June 2021


4709; Two too low.

Sometimes it is in random moments that things said to you years ago make sense.

For example, I recall once listening to my paternal grandmother complain about the address of her apartment in New York City.

“I’m so disappointed in whomever picked the house number. Why 4709? It could have been named after a cologne!”

Or something to that effect; the conversation was at least 20 years ago.

I had no idea what she was talking about. If I had to guess, it was said while I was visiting her at her apartment back in spring of 1999, but this point is unclear to me. What I will say is that the apartment was the same apartment that my father had grown up in. It was a perfectly decent apartment and I imagine that rent control made it an exceptionally good value, even if it was not in Manhattan.

It was one of those things that she said that I probably promptly forgot about, never to think about it again.

Until last year when I read Brendan Nash’s The Landlady, a novel set in 1923 Berlin. Buried deep in his excellent book, one of the characters wears 4711 cologne.

It was that moment it clicked: my grandmother loved perfume – I remember that when I was a small child she once gave me a bottle of Aspen cologne for Christmas. I was quite young at the time, probably way too young to be given cologne.

However, presents from my paternal grandparents often carried not so subtle messages – like the men’s hairbrush set. I would guess that the last hairbrush that I owned was, uh, the one I was given when I was about 9 years old.

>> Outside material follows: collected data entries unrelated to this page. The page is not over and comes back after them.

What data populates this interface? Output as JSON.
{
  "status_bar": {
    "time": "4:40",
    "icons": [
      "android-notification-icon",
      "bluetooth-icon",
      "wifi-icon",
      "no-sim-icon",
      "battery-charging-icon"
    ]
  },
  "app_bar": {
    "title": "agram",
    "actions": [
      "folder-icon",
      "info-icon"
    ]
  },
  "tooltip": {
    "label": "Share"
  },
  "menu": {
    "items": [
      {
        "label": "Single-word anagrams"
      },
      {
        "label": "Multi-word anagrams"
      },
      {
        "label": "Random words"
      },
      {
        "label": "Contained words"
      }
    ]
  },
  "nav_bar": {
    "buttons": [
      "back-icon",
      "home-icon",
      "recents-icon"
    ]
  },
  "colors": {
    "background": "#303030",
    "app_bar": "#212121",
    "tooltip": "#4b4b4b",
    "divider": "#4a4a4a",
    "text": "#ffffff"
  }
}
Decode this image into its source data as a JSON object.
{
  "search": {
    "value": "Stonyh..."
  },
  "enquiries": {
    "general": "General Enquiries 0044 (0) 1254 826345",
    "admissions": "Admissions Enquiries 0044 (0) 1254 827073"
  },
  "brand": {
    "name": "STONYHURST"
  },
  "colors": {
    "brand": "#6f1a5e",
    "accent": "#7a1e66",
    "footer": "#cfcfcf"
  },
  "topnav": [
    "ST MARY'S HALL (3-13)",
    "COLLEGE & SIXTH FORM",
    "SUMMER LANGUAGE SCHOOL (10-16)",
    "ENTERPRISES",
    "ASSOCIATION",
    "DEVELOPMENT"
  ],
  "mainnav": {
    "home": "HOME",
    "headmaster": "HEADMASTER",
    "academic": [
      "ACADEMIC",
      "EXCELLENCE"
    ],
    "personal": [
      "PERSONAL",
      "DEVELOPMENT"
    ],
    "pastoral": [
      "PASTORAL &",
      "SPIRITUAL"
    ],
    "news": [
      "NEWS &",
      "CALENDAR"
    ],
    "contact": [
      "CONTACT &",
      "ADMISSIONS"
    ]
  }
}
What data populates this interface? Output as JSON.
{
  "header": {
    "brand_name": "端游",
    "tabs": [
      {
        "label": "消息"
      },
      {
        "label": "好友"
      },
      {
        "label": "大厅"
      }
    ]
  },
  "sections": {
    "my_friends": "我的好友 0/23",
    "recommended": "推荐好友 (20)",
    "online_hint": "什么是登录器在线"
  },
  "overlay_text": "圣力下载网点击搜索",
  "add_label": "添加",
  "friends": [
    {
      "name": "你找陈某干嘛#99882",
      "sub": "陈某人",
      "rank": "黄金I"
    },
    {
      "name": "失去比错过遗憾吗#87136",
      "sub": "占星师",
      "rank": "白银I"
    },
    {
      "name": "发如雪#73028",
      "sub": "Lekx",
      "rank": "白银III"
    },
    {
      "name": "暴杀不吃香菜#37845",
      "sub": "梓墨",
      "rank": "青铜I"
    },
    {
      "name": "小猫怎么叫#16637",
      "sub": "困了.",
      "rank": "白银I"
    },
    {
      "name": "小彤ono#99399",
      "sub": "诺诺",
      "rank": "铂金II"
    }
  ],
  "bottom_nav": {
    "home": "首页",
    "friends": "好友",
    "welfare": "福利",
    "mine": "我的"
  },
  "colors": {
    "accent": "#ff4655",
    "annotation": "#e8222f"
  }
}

Being a curious fellow, I did a bit more research: 4711 cologne is still on the market – so I coughed up a few euros and ordered myself a bottle.

Honestly, it smells of my grandmother.

It is not the only bottle of cologne or perfume in my current collection: I have bottles of Joop Jump, Tommy, and Secret Craving (Victoria’s Secret).

Ultimately, I rarely, if ever, wear scents: I tend to think it is rude to wear scents at the office and I do not go to places with people where it occurs to me that wearing a scent would be fun and/or a good idea.

I suppose this represents a generational shift of sorts: the values of my paternal grandparents essentially reflected the era in which they lived.

The status symbols they thought were important also reflected that era: my grandmother would wear this (I presume real) fur coat in winter – as a kid I thought it was fantastic and so cozy to hug. In the last decade, I have seen fur coats being worn by people who are entitled to wear fur coats, people who have come upon the fur in a way that I consider to be ethical and reasonable – but I cannot imagine a scenario where somebody living in New York City today could walk a block in a real fur coat without being shamed.